Parameters of interest: medians
Method of analysis: Kruskal-Wallis
Assumptions of Method: none
\(\alpha\) = 0.05
Null hypothesis H₀: M₁=..=M₈ (group medians are the same)
Alternative hypothesis H_a: M_i \(\ne\) M_j for some i, j(group medians are not the same)
p value = 0.00
0.00 < 0.05, so we reject H₀, it seems the group medians are not the same

Example: Cultural Differences in Equipment Use

A US company manufactures equipment that is used in the production of semiconductors. The firm is considering a costly redesign that will improve the performance of its equipment. The performance is characterized as mean time between failures (MTBF).
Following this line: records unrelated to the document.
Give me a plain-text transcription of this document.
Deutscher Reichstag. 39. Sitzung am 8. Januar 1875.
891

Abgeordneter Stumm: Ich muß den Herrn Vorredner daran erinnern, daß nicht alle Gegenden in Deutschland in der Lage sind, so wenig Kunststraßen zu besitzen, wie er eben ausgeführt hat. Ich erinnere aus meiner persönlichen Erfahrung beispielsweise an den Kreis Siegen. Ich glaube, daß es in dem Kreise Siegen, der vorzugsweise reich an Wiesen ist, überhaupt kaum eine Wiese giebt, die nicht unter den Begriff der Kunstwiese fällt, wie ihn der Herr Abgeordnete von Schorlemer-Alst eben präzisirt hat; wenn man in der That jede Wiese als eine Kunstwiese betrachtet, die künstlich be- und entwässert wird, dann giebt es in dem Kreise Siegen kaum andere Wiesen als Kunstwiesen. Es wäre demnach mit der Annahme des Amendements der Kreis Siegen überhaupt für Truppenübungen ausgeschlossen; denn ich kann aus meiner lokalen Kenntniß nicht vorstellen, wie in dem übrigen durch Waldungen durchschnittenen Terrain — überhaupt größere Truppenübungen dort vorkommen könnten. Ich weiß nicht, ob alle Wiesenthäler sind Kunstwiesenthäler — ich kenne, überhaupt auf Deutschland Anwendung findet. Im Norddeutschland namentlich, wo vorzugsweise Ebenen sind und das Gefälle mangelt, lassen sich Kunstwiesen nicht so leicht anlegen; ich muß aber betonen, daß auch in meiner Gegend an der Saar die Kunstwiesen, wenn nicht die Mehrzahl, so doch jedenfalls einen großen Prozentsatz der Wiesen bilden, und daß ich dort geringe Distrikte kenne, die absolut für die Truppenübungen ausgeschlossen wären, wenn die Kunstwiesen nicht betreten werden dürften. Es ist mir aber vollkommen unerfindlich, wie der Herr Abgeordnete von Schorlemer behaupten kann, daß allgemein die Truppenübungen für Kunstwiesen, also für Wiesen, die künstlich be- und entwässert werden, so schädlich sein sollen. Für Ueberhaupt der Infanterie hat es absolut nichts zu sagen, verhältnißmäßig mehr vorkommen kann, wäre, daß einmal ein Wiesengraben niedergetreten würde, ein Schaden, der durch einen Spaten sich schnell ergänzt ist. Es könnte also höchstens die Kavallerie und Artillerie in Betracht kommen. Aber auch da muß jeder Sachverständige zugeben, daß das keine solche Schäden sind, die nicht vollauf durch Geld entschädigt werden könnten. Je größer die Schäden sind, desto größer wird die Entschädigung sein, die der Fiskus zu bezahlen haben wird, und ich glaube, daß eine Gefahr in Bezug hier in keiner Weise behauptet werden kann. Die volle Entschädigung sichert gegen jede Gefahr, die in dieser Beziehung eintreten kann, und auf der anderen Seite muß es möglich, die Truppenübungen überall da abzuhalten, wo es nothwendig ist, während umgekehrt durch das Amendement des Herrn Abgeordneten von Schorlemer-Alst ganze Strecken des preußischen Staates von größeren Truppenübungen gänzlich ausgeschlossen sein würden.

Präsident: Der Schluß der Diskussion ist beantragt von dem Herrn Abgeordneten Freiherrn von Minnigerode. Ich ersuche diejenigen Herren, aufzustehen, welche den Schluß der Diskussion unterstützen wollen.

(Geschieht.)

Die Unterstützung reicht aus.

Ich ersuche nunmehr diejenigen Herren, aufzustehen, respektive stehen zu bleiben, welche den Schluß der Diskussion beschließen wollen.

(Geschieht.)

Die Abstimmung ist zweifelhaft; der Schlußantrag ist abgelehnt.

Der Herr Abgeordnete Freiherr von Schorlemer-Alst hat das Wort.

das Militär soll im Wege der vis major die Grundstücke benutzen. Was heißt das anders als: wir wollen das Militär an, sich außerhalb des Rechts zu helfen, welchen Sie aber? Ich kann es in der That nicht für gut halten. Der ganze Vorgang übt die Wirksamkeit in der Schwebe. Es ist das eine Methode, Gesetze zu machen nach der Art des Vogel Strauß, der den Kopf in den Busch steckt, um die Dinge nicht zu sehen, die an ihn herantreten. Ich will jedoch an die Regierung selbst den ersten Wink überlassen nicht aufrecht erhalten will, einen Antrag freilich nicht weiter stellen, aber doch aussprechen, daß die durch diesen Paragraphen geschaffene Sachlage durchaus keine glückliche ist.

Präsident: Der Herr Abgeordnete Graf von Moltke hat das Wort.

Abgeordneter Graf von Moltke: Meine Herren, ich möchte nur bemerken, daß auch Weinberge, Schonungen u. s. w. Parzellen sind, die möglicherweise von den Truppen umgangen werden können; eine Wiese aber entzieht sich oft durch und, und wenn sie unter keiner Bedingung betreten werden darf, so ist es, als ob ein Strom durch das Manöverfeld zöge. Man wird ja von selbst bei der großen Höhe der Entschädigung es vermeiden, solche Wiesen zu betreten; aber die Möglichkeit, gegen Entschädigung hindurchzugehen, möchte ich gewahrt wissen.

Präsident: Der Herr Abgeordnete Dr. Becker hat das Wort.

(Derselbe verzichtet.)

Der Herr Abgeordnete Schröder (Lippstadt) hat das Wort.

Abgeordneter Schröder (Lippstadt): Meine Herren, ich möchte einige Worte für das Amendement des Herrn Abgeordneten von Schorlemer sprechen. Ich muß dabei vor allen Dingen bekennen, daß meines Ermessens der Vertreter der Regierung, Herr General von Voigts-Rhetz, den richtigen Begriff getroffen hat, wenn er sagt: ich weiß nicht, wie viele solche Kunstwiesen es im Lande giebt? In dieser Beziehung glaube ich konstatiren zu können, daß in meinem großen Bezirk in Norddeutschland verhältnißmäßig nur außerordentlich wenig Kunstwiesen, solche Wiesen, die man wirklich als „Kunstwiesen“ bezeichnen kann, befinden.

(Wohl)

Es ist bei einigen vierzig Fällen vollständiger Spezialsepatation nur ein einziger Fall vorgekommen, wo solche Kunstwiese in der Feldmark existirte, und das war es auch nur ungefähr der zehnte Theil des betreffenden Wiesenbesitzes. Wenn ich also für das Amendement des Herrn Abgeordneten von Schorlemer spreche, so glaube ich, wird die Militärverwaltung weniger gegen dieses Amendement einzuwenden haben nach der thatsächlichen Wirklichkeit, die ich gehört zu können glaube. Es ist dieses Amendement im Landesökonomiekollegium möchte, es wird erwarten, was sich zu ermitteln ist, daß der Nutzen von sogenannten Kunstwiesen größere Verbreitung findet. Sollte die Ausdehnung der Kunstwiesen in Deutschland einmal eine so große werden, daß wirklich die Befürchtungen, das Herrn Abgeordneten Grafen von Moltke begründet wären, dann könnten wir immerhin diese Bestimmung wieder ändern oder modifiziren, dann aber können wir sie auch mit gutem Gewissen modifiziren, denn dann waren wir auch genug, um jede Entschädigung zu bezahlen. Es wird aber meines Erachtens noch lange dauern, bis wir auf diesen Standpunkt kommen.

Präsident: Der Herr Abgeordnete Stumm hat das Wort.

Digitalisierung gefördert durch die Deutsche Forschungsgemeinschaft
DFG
Most of the companies customers are in the USA, Europe and Japan, and there is anecdotal evidence that the Japanese customers typically get better performance from the users in the USA and Europe.

kable.nice(head(culture))

Country	MTBF
USA	120.5
USA	127.1
USA	128.1
USA	129.7
USA	130.8
USA	132.4

table(culture$Country)

## 
## Europe  Japan    USA 
##     15     12     20

ggplot(culture, aes(Country, MTBF)) +
  geom_boxplot()

There is a problem with the normal assumption. We can try to fix this with the log transform, but again this does not work.

Because none of the transformations worked we will use the non-parametric Kruskall-Wallis test:

kruskal.test(MTBF~factor(Country), data=culture)

## 
##  Kruskal-Wallis rank sum test
## 
## data:  MTBF by factor(Country)
## Kruskal-Wallis chi-squared = 13.806, df = 2, p-value = 0.001005

Parameters of interest: medians
Method of analysis: Kruskal-Wallis
Assumptions of Method: none
\(\alpha = 0.05\)
Null hypothesis H₀: M₁ = M₂ = M₃ (group medians are the same)
Alternative hypothesis H_a: M_i \(\ne\) M_j for some i, j (group medians are not the same)
p value = 0.001
0.001 < 0.05, so we reject H₀, it seems the group medians are not the same, the MTBF is different in different countries

If we had just done the ANOVA Country would not have been stat. significant (p-value = 0.098) but if you remember to check the normal plot you will see that there is a problem with this analysis.